The People’s Partnership experiment in democracy is over; they will not be contesting the 2020 general election. But there are embers from this democratic experiment that could spark serious democratic renewal if the lesson of valuing structural change for the purpose of creating a fairer democracy can be salvaged.
This is no small feat because the incentive structures of the first-past-the-post (FPTP) electoral system offer an intoxicating amount of inflated power that fuels the ego of those who govern. Well-intentioned reformers who mistake winning majorities with evidence that the people love them, inevitably fail to deliver the kind of changes that can prevent false majorities from forming in the first place.
What I mean by false majorities is a symptom of plurality-based FPTP system, shared by countries like Trinidad and Tobago, the UK and Canada. The winner of a given constituency is the person who gains the most votes, which sounds fair until you introduce multiple parties and realise that often those with the most votes could be scarcely 30 per cent of the popular vote. Yet that person is tasked with representing 100 per cent of the people in the constituency. Scaled to the national level, a party that receives less than 40 per cent of the popular vote ends up with a majority of seats, and thus becomes an elected “monarch” for five years, rendering the Opposition structurally unable to oppose anything the Government does not allow it to.
Changing that electoral system should have been a top priority of a "People's" Partnership that formed to avoid the very problem of vote splitting. Put plainly, in 2015 the PP acted like a party whose main interest was in re-election rather than in a limited and strategic partnership capable of changing the rules of the game for the betterment of the country’s democracy.
The promise of electoral reform should have been top of the agenda. It was part of the agenda, and the controversial method of run-off votes was the preferred choice of the Government. While this is an improvement in some respects over the plurality model shared by Trinidad and other Commonwealth states, there were many other options that might have been pursued.
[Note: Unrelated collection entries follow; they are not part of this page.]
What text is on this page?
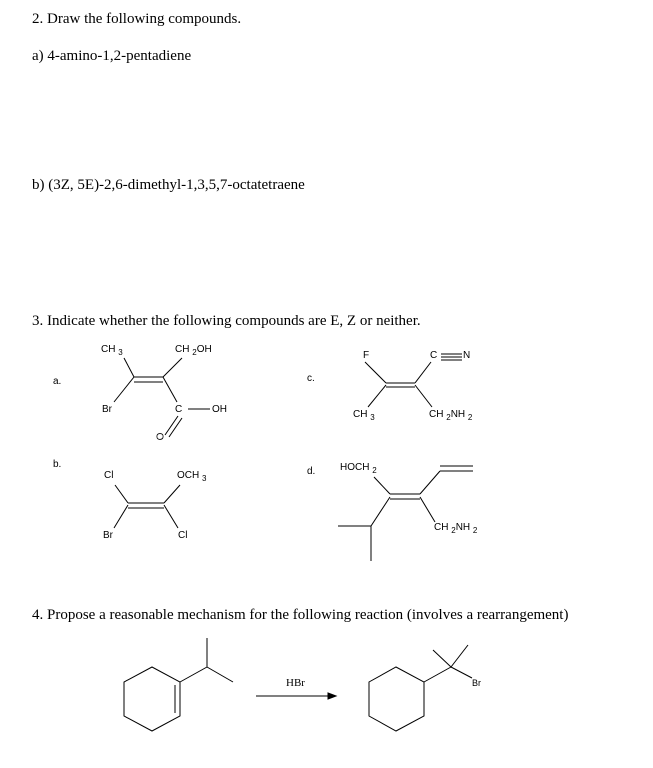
2. Draw the following compounds.
a) 4-amino-1,2-pentadiene
b) (3Z, 5E)-2,6-dimethyl-1,3,5,7-octatetraene
3. Indicate whether the following compounds are E, Z or neither.
a.
CH $_3$	CH $_2$OH
Br	C	OH
O
b.
Cl	OCH $_3$
Br	Cl
c.
F	C	N
CH $_3$	CH $_2$NH $_2$
d. HOCH $_2$
CH $_2$NH $_2$
4. Propose a reasonable mechanism for the following reaction (involves a rearrangement)
HBr	Br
As Hamid Ghany has explained in the Guardian and elsewhere, a suspicion of electoral reform and proportional representation (PR) in particular can be traced to PM Eric Williams’ personal contempt for PR. This kept PR off the table in the constitutional deliberations of 1976 and onwards. Williams, like all prime ministers whose personal interests are served by an FPTP system that delivers inflated majorities, could only stand to lose from improving the ability to translate voters’ desires into representatives in government. But where inflated majorities lose, democracy wins, because representatives are forced to negotiate.
In Canada, where I live and work, we are facing a contentious and tight election that will likely deliver a minority government on Monday. I have argued publicly that Canadians should study the People’s Partnership in Trinidad because the democratic experiment of opposition parties coming together ahead of the election to negotiate a common platform while maintaining their distinctiveness is exactly what Canada needs at this moment.
That kind of democratic deliberation creates the condition through which voters can carefully consider constructive policy options ahead of the poll rather than merely being passive recipients of whatever cobbled-together horse-trading follows the election of a minority Parliament. This puts voters in the driving seat to a greater extent and respects that their political views are complex, evolving, and never accurately captured by a single political party.
Before the PP formed ahead of the 2010 election, few would have expected that then-PM Manning’s government would have fallen. In an outcome that was hard-won through democratic deliberations that offered a fresh choice, voters delivered the PP government majority control, which gave smaller parties a chance to speak their views in the Parliament. It would never have been possible without that experiment in a People’s Partnership.
With this support, the PP accomplished much, but they failed in the most fundamental way: they did not change the structural unfairness of the electoral system. They introduced a form of PR at the local government level and although they passed important electoral reform measures, they did not take it to its national conclusion before the 2015 election.
Hindsight is 2020, and because of that, I flag two critical lessons for the next democratic partnership that will hopefully form before next year’s polls:
1.Commit to a one-term limit.
2.To resist the elixir of false power make ending the FPTP electoral system a core requirement before the 2025 election.
In Canada, we were promised that 2015 would be our last election under FPTP system, but intoxicated by majority power, Canadian PM Justin Trudeau abandoned that promise. His hubris will certainly cost him his majority government on Monday, and quite possibly his job as PM. The real question for both T&T and Canada is this: are parties up to the task of putting democracy ahead of self-interest? This is the lesson of 2015, and I hope that we have the courage to act on it in both of my countries.
Dr Ajay Parasram is assistant professor in the departments of International Development Studies and History as well as a Founding Fellow at the MacEachen Institute for Public Policy and Governance at Dalhousie University, Canada.